En 1928-1929 escribió Ortega y Gasset un opúsculo muy breve -Mirabeau o el político- en el que el filósofo español se servía de una de las grandes figuras de la Revolución Francesa para profundizar en los caracteres definidores del arquetipo del hombre moderno dedicado en cuerpo y alma a la política.

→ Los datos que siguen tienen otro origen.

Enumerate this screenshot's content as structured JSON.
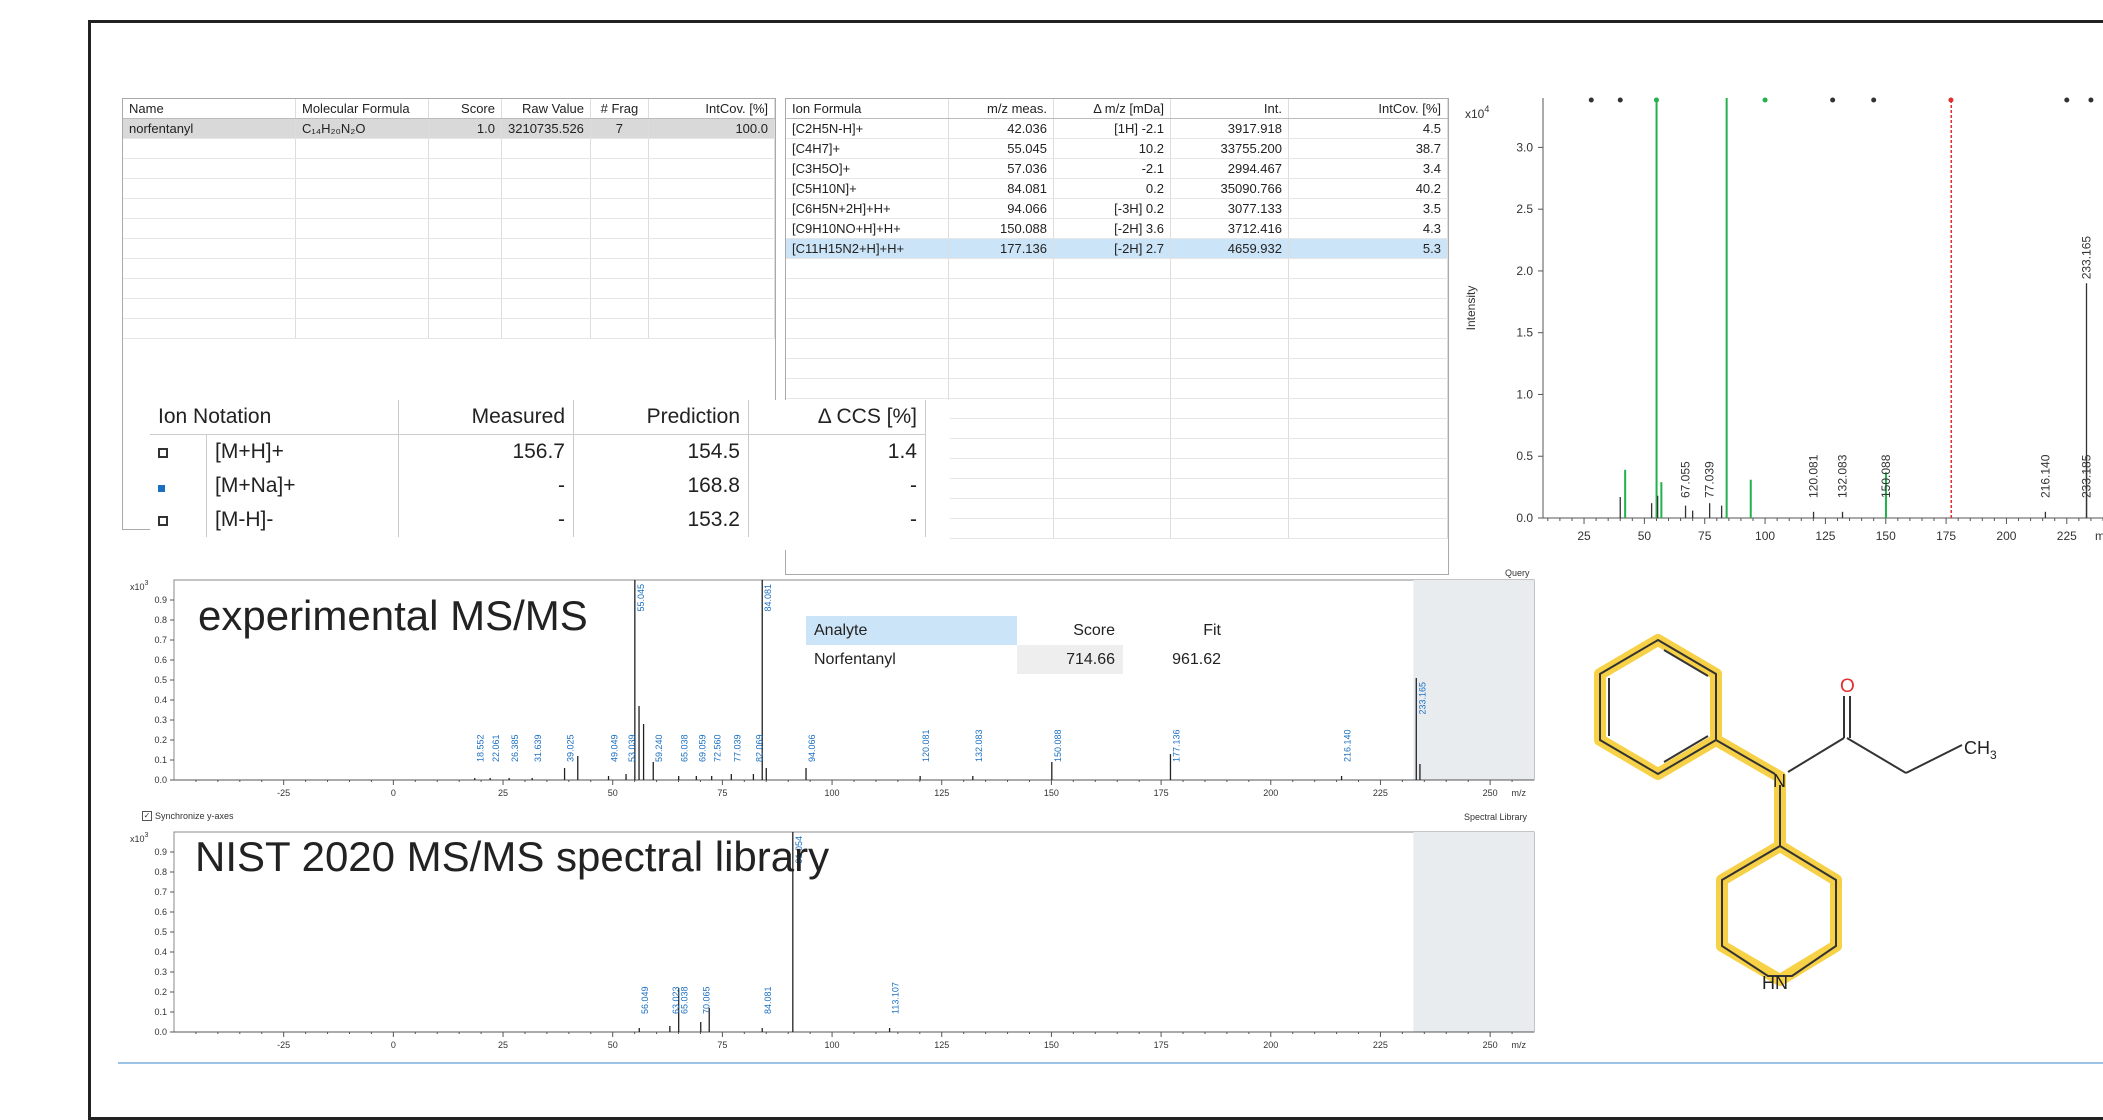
{
  "compound_table": {
    "headers": [
      "Name",
      "Molecular Formula",
      "Score",
      "Raw Value",
      "# Frag",
      "IntCov. [%]"
    ],
    "rows": [
      [
        "norfentanyl",
        "C₁₄H₂₀N₂O",
        "1.0",
        "3210735.526",
        "7",
        "100.0"
      ]
    ]
  },
  "fragment_table": {
    "headers": [
      "Ion Formula",
      "m/z meas.",
      "Δ m/z [mDa]",
      "Int.",
      "IntCov. [%]"
    ],
    "rows": [
      [
        "[C2H5N-H]+",
        "42.036",
        "[1H] -2.1",
        "3917.918",
        "4.5"
      ],
      [
        "[C4H7]+",
        "55.045",
        "10.2",
        "33755.200",
        "38.7"
      ],
      [
        "[C3H5O]+",
        "57.036",
        "-2.1",
        "2994.467",
        "3.4"
      ],
      [
        "[C5H10N]+",
        "84.081",
        "0.2",
        "35090.766",
        "40.2"
      ],
      [
        "[C6H5N+2H]+H+",
        "94.066",
        "[-3H] 0.2",
        "3077.133",
        "3.5"
      ],
      [
        "[C9H10NO+H]+H+",
        "150.088",
        "[-2H] 3.6",
        "3712.416",
        "4.3"
      ],
      [
        "[C11H15N2+H]+H+",
        "177.136",
        "[-2H] 2.7",
        "4659.932",
        "5.3"
      ]
    ]
  },
  "ccs_table": {
    "headers": [
      "Ion Notation",
      "Measured",
      "Prediction",
      "Δ CCS [%]"
    ],
    "rows": [
      {
        "ion": "[M+H]+",
        "measured": "156.7",
        "prediction": "154.5",
        "delta": "1.4",
        "marker": "open-square"
      },
      {
        "ion": "[M+Na]+",
        "measured": "-",
        "prediction": "168.8",
        "delta": "-",
        "marker": "filled-square"
      },
      {
        "ion": "[M-H]-",
        "measured": "-",
        "prediction": "153.2",
        "delta": "-",
        "marker": "open-square"
      }
    ]
  },
  "experimental_label": "experimental MS/MS",
  "library_label": "NIST 2020 MS/MS spectral library",
  "query_label": "Query",
  "spectral_library_label": "Spectral Library",
  "sync_label": "Synchronize y-axes",
  "analyte_table": {
    "headers": [
      "Analyte",
      "Score",
      "Fit"
    ],
    "rows": [
      [
        "Norfentanyl",
        "714.66",
        "961.62"
      ]
    ]
  },
  "structure_labels": {
    "oxygen": "O",
    "nitrogen": "N",
    "methyl": "CH",
    "methyl_sub": "3",
    "amine": "HN"
  },
  "colors": {
    "green": "#22b14c",
    "red": "#e03030",
    "blue": "#1a6fc0",
    "highlight": "#f5c518"
  },
  "chart_data": [
    {
      "type": "bar",
      "name": "right-spectrum",
      "ylabel": "Intensity",
      "yexp": "x10",
      "yexp_power": "4",
      "xlabel": "m/",
      "xlim": [
        8,
        240
      ],
      "ylim": [
        0,
        3.4
      ],
      "yticks": [
        "0.0",
        "0.5",
        "1.0",
        "1.5",
        "2.0",
        "2.5",
        "3.0"
      ],
      "xticks": [
        "25",
        "50",
        "75",
        "100",
        "125",
        "150",
        "175",
        "200",
        "225"
      ],
      "series": [
        {
          "color": "green",
          "points": [
            [
              55.045,
              3.38
            ],
            [
              84.081,
              3.51
            ],
            [
              94.066,
              0.31
            ],
            [
              150.088,
              0.37
            ],
            [
              57.036,
              0.29
            ],
            [
              42.036,
              0.39
            ]
          ]
        },
        {
          "color": "red",
          "points": [
            [
              177.136,
              3.4
            ]
          ]
        },
        {
          "color": "black",
          "points": [
            [
              40,
              0.17
            ],
            [
              53,
              0.12
            ],
            [
              55.5,
              0.18
            ],
            [
              67.055,
              0.1
            ],
            [
              70,
              0.06
            ],
            [
              77.039,
              0.12
            ],
            [
              82,
              0.1
            ],
            [
              120.081,
              0.05
            ],
            [
              132.083,
              0.05
            ],
            [
              216.14,
              0.05
            ],
            [
              233.165,
              1.9
            ],
            [
              233.185,
              0.5
            ]
          ]
        }
      ],
      "labels": [
        {
          "x": 67.055,
          "text": "67.055",
          "color": "black"
        },
        {
          "x": 77.039,
          "text": "77.039",
          "color": "black"
        },
        {
          "x": 120.081,
          "text": "120.081",
          "color": "black"
        },
        {
          "x": 132.083,
          "text": "132.083",
          "color": "black"
        },
        {
          "x": 150.088,
          "text": "150.088",
          "color": "black"
        },
        {
          "x": 216.14,
          "text": "216.140",
          "color": "black"
        },
        {
          "x": 233.185,
          "text": "233.185",
          "color": "black"
        },
        {
          "x": 233.165,
          "text": "233.165",
          "color": "black",
          "y": 1.9
        }
      ]
    },
    {
      "type": "bar",
      "name": "experimental-spectrum",
      "yexp": "x10",
      "yexp_power": "3",
      "xlabel": "m/z",
      "xlim": [
        -50,
        260
      ],
      "ylim": [
        0,
        1.0
      ],
      "yticks": [
        "0.0",
        "0.1",
        "0.2",
        "0.3",
        "0.4",
        "0.5",
        "0.6",
        "0.7",
        "0.8",
        "0.9"
      ],
      "xticks": [
        "-25",
        "0",
        "25",
        "50",
        "75",
        "100",
        "125",
        "150",
        "175",
        "200",
        "225",
        "250"
      ],
      "shade_from": 232.5,
      "peaks": [
        [
          18.552,
          0.01
        ],
        [
          22.061,
          0.01
        ],
        [
          26.385,
          0.01
        ],
        [
          31.639,
          0.01
        ],
        [
          39.025,
          0.06
        ],
        [
          42.036,
          0.12
        ],
        [
          49.049,
          0.02
        ],
        [
          53.039,
          0.03
        ],
        [
          55.045,
          1.0
        ],
        [
          56,
          0.37
        ],
        [
          57.036,
          0.28
        ],
        [
          59.24,
          0.09
        ],
        [
          65.038,
          0.02
        ],
        [
          69.059,
          0.02
        ],
        [
          72.56,
          0.02
        ],
        [
          77.039,
          0.03
        ],
        [
          82.069,
          0.03
        ],
        [
          84.081,
          1.0
        ],
        [
          85,
          0.06
        ],
        [
          94.066,
          0.06
        ],
        [
          120.081,
          0.02
        ],
        [
          132.083,
          0.02
        ],
        [
          150.088,
          0.09
        ],
        [
          177.136,
          0.13
        ],
        [
          216.14,
          0.02
        ],
        [
          233.165,
          0.51
        ],
        [
          234,
          0.08
        ]
      ],
      "labels": [
        [
          "18.552",
          18.552,
          null
        ],
        [
          "22.061",
          22.061,
          null
        ],
        [
          "26.385",
          26.385,
          null
        ],
        [
          "31.639",
          31.639,
          null
        ],
        [
          "39.025",
          39.025,
          null
        ],
        [
          "49.049",
          49.049,
          null
        ],
        [
          "53.039",
          53.039,
          null
        ],
        [
          "55.045",
          55.045,
          1.0
        ],
        [
          "59.240",
          59.24,
          null
        ],
        [
          "65.038",
          65.038,
          null
        ],
        [
          "69.059",
          69.059,
          null
        ],
        [
          "72.560",
          72.56,
          null
        ],
        [
          "77.039",
          77.039,
          null
        ],
        [
          "82.069",
          82.069,
          null
        ],
        [
          "84.081",
          84.081,
          1.0
        ],
        [
          "94.066",
          94.066,
          null
        ],
        [
          "120.081",
          120.081,
          null
        ],
        [
          "132.083",
          132.083,
          null
        ],
        [
          "150.088",
          150.088,
          null
        ],
        [
          "177.136",
          177.136,
          null
        ],
        [
          "216.140",
          216.14,
          null
        ],
        [
          "233.165",
          233.165,
          0.51
        ]
      ]
    },
    {
      "type": "bar",
      "name": "library-spectrum",
      "yexp": "x10",
      "yexp_power": "3",
      "xlabel": "m/z",
      "xlim": [
        -50,
        260
      ],
      "ylim": [
        0,
        1.0
      ],
      "yticks": [
        "0.0",
        "0.1",
        "0.2",
        "0.3",
        "0.4",
        "0.5",
        "0.6",
        "0.7",
        "0.8",
        "0.9"
      ],
      "xticks": [
        "-25",
        "0",
        "25",
        "50",
        "75",
        "100",
        "125",
        "150",
        "175",
        "200",
        "225",
        "250"
      ],
      "shade_from": 232.5,
      "peaks": [
        [
          56.049,
          0.02
        ],
        [
          63.023,
          0.03
        ],
        [
          65.038,
          0.22
        ],
        [
          70.065,
          0.05
        ],
        [
          72,
          0.12
        ],
        [
          84.081,
          0.02
        ],
        [
          91.054,
          1.0
        ],
        [
          113.107,
          0.02
        ]
      ],
      "labels": [
        [
          "56.049",
          56.049,
          null
        ],
        [
          "63.023",
          63.023,
          null
        ],
        [
          "65.038",
          65.038,
          null
        ],
        [
          "70.065",
          70.065,
          null
        ],
        [
          "84.081",
          84.081,
          null
        ],
        [
          "91.054",
          91.054,
          1.0
        ],
        [
          "113.107",
          113.107,
          null
        ]
      ]
    }
  ]
}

Aunque el paradigma del gran político que, en apenas 20 páginas, Ortega va trazando con mano maestra a partir de un retrato de Mirabeau casi impresionista tiene poco que ver, en realidad, con aquel en el que cualquiera de los que lo conocieron de cerca encajarían probablemente a Manuel Fraga, hay algo en lo que, salvadas todas las distancias de tiempo y circunstancias, la figura del expresidente de la Xunta se ajusta a la imagen arquetípica orteguiana: en la visión de la política concebida como objetivo primordial y esencial sentido de la vida de quien a ella se dedica. Es decir, en la política afrontada como pasión por la acción pública, más allá de las ideas en las que se sostiene la que en cada momento se practica. Ortega lo expresa con una frase que no me resisto a transcribir: «Hay que decidirse por una de estas dos tareas incompatibles: o se viene al mundo para hacer política o se viene para hacer definiciones».
Visto con la perspectiva que da el tiempo, el anciano político gallego que ayer falleció en su casa de Madrid vino al mundo mucho más para hacer política que para hacer definiciones y por eso pudo, quizá sin conciencia plena de su flagrante contradicción ideológica y vital, servir la mitad de su vida a unas ideas y la otra a las contrarias. Y es que el Manuel Fraga que embutió en la democracia a la derecha que estaba entonces entre Blas Piñar y la UCD, que ayudó a redactar la Constitución, que fundó el partido que hoy gobierna y que fue, tras cuatro mayorías absolutas, presidente de la Xunta de Galicia, era el de la camisa azul y la sahariana blanca que hemos visto en tantas fotos, el que entre 1962 y 1969 ejerció de ministro de una férrea dictadura y el que gritaba en la transición «la calle es mía», cuando los políticos más serenos del franquismo y de la oposición trataban de que fuera la de todos.
Aunque a la historia le corresponderá, sin duda, la última palabra, creo que, de entre los personajes que Fraga interpretó a lo largo de una vida dedicada íntegramente a la política, el que tendrá más perdurabilidad no será el del ministro franquista -ni aun el del baño en Palomares o el de la tímida apertura de aquella ley de prensa de la que a él le gustaba tanto presumir-, ni el político de la transición que se hizo cargo del Ministerio de la Gobernación («A algunos siempre nos toca Gobernación», diría después), ni el dirigente de AP que denunciando el precio de lechugas y lentejas quiso construir una mayoría natural que puede que fuera natural pero con Fraga nunca hubiera sido mayoría. Una vez que lo asumió, no sin dolor, Fraga regresó a su tierra y aquí fraguó la más presentable de sus trayectorias: la de presidente de la Xunta al que habría de caber la responsabilidad de consolidar la autonomía. Fueron años de una actividad desbordante que Fraga siguió a un ritmo frenético hasta que lo abandonó su inagotable fuerza física.
Entre 1951 y el 2011 Fraga no paró. Descanse en paz.